NCI Names Fong Outstanding Investigator

By Vicky Agnew | August 16, 2021

Larry Fong UCSF

The NCI recently awarded Larry Fong, MD, leader of the Cancer Immunotherapy Program, an Outstanding Investigator Award (R35). These awards support investigators with outstanding records of productivity in cancer research and provide multi-year funding for projects of unusual potential in cancer research.

Dr. Fong’s project will use single-cell approaches to explore response and resistance to immunotherapy.

Below, Dr. Fong discusses working in the time when immunotherapy was considered science fiction, and why the time is right for his novel approaches.


Q. Congratulations on receiving an Outstanding Investigator Award (R35) from the NCI. Your project is called “Determinants of response to cancer immunotherapy.” Please describe the main objectives and why you’re pursuing this line of investigation. What problems are you hoping to solve?

Immunotherapy is transforming how we treat cancer.  Patients that respond to these treatments can have complete regression of their cancer and can go back to living normal lives, but this happens only in a minority of patients. Our grant is focused on understanding why this is. We’re using new approaches to understand the immune system our patients so that we can develop treatments that are hopefully effective in more patients.

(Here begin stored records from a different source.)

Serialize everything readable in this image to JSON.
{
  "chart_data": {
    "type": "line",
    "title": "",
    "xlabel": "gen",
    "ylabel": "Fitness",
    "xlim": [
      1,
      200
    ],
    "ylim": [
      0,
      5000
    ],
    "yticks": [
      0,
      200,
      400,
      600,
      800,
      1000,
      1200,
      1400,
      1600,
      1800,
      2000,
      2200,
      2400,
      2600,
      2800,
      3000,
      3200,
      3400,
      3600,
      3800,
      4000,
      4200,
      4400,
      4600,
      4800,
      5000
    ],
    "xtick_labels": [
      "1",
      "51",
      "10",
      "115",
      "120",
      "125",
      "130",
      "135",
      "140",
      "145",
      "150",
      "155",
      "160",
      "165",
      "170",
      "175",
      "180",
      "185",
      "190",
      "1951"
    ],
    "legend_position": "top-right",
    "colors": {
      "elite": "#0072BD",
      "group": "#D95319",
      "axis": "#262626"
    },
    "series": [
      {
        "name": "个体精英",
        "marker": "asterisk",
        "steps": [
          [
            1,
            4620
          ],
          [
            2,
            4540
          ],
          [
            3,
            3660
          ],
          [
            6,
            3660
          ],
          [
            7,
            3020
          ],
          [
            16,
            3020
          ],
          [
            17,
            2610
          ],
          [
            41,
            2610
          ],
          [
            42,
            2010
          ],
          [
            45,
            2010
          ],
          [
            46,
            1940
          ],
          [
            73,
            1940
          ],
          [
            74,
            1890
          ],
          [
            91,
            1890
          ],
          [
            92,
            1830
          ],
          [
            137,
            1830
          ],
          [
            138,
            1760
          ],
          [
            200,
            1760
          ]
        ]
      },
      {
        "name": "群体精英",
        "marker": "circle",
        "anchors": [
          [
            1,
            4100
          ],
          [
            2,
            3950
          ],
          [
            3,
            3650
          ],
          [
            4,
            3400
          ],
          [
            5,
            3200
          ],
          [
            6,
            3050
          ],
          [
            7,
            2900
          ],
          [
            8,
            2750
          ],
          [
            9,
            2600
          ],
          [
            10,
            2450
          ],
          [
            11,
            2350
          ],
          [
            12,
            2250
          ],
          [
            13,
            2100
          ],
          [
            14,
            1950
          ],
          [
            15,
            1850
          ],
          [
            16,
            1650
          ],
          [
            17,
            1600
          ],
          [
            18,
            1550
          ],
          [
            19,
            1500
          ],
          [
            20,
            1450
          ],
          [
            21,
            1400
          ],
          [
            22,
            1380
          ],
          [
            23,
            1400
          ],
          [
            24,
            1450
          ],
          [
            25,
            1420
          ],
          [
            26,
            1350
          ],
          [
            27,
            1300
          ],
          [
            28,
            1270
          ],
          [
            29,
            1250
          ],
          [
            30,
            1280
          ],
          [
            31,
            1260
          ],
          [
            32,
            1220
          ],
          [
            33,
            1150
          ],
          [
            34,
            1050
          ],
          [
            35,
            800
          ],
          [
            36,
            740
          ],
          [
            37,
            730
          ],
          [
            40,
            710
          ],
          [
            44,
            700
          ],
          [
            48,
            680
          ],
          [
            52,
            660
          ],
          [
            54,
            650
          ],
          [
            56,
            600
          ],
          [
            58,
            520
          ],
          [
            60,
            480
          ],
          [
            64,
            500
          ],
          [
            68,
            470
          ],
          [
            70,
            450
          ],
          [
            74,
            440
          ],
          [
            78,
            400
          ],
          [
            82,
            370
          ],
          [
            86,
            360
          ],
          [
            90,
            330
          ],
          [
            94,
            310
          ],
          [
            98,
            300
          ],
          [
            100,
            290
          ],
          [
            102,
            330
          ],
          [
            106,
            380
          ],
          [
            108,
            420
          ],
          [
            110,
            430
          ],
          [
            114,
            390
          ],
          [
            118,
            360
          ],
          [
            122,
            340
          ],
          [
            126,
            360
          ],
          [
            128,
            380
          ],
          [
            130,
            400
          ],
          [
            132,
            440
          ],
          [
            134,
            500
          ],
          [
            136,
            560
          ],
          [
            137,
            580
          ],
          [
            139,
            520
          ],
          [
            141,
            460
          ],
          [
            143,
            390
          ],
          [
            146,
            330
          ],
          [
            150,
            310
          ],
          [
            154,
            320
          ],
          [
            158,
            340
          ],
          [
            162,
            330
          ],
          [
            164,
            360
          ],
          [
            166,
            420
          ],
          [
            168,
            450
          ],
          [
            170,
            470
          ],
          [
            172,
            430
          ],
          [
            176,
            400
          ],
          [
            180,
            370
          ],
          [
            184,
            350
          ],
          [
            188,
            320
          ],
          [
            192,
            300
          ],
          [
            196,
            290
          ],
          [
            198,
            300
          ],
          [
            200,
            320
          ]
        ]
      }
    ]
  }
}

For much of my career, people believed cancer immunotherapy was science fiction. My advice to young scientists is to stick to their convictions. If you are doing what you love, you’ll eventually succeed.

Larry Fong, MD

Q. Who is on your team for this? What areas of expertise do they bring to the project?

We collaborate closely with UCSF’s Matt Spitzer and Jimmie Ye.  Matt is an immunologist focused on using single cell approaches to study the immune system.  Jimmie is a computation biologist who is among the leaders in single cell approaches.  We all bring complementary interests to this effort with a shared goal of improving patient outcomes.

Q. Has something happened in the past 5-10 years in the area of immunotherapy that makes a project like this viable in ways that it might not have been in years prior?

While we have been studying cancer immunotherapy for over 20 years, its only in the last seven to eight years that this field has really taken off.  We know have treatments that work, so this allows us to figure our how it works.  In doing so, we can also examine why it doesn’t work. The single-cell techniques have been also developed over the same time, so our project represents the confluence of two recent transformative developments.

Q. Would you talk about the kind of “mechanistic studies” you plan to do? What is novel about them?

We are doing these mechanistic studies on a single-cell level.  In the past, we would study a tumor as a mixture of a lot of different cells.  These new approaches let us study each cell individually within the tumor.

Q. Your portfolio contains numerous honors and funding awards for your research achievements spanning 25 years. What will the R35 ($4.2 million over seven years) from the NCI allow you to do? In what way is it the right time for the NCI to fund work like this?

This award is longer and larger than the usual NIH R01 award.  This allows us to be bolder in the questions that we can ask and focus on a longer time horizon.

Q. Last question. What advice do you have for early-career scientists when pursuing funding? Does fortune reward the bold and persistent?

For much of my career, people believed cancer immunotherapy was science fiction. We have to endure years of struggling to obtain funding and even publish our research. We were fortunate (and lucky) to have kept our research moving forward.  My advice to young scientists is to stick to their convictions. If you are doing what you love, you’ll eventually succeed.